Kristen Wiig turns in a fine comic performance as a disgruntled wedding helper
FLIGHT RISK: Kristen Wiig hits some turbulence in 'Bridesmaids.' Photograph by Suzanne Hanover

IT IS about time Kristen Wiig of Saturday Night Live got a chance to show her superiority as a comic performer. Bridesmaids gives us Wiig at her most comically nonchalant: trying not to register everything going wrong as the desperation seeps out of her pores. Two endearing scenes: a mutant shuffle-off-to-Buffalo/voguing dance at a sobriety checkpoint; and when actually drunk (seriously impaired on pills and a quadruple Scotch), Wiig does a Eurotrash sashay to squeeze past a mean flight attendant who is guarding the first-class section. She hopes a pair of dark sunglasses will disguise her (she just tried to sneak in 45 seconds previously); in a Garbo drawl, she says, "I'm not me."

Whoever she is, Wiig is quite pretty. She's shaped like Jane Fonda. But with a series of defeated hairstyles, we can believe her as Annie, a Milwaukee woman going downhill. Her bakery went bankrupt, and her ex-boyfriend (Jon Hamm) uses her for sex. Suddenly, Annie's best pal, Lillian (Maya Rudolph), announces her impending marriage. Lillian also introduces a new gorgeous friend (Rose Byrne) who elbows Annie aside and takes charge of the wedding. The wedding planning becomes more pretentious, more expensive and ever more humiliating for Annie.

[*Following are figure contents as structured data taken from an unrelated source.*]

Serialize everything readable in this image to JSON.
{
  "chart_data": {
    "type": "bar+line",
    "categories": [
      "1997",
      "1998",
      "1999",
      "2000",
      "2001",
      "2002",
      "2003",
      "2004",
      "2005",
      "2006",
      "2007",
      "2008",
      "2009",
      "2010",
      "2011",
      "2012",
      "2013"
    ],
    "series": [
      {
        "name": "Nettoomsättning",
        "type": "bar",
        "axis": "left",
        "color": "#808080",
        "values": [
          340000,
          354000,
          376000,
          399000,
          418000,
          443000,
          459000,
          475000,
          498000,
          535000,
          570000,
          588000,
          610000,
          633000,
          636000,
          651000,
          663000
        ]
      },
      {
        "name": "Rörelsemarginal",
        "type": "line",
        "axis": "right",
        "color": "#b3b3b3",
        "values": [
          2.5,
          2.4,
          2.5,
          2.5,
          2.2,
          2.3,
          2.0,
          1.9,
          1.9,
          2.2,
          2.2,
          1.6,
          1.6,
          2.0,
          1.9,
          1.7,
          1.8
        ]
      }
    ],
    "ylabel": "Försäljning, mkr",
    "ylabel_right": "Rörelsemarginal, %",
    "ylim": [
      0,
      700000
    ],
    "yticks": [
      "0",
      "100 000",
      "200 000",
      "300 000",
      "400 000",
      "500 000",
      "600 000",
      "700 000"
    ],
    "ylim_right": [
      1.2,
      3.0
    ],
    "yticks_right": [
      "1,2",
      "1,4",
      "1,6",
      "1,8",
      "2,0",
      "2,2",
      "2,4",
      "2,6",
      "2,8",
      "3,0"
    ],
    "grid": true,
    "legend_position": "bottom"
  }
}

Judd Apatow was the executive producer for Bridesmaids, and it's shaped like an Apatow film: a half-hour too long, with eccentric morsels that don't advance the story. Released as a chick-flick alternative, the script requires the traditional pointless fight between Annie and her new man (Chris O'Dowd). This tactic sends the film into overtime—and there are frequent reboots of the story through sheer filler: helicopter shots of the town, accompanied by covers of '80s tunes. Milwaukee, a city pregnant with comedy, isn't seriously used for comic effect. A lot of the action seems to take place on the edge of town in the spinach fields. Still, there is fine support work by Matt Lucas and Rebel Wilson as Annie's sluglike housemates. Melissa McCarthy is excellent as a hulking yet sawed-off friend, whose theme idea for a bridal shower is Fight Club: "She shows up, and we beat the shit out of her." Wiig, who co-wrote, is better than anything in the movie. In her capacity to register degrees of comedic suffering, she suggests what happens when like when a movie is really loose down deep in its soul, and not just wobbly and formulaic.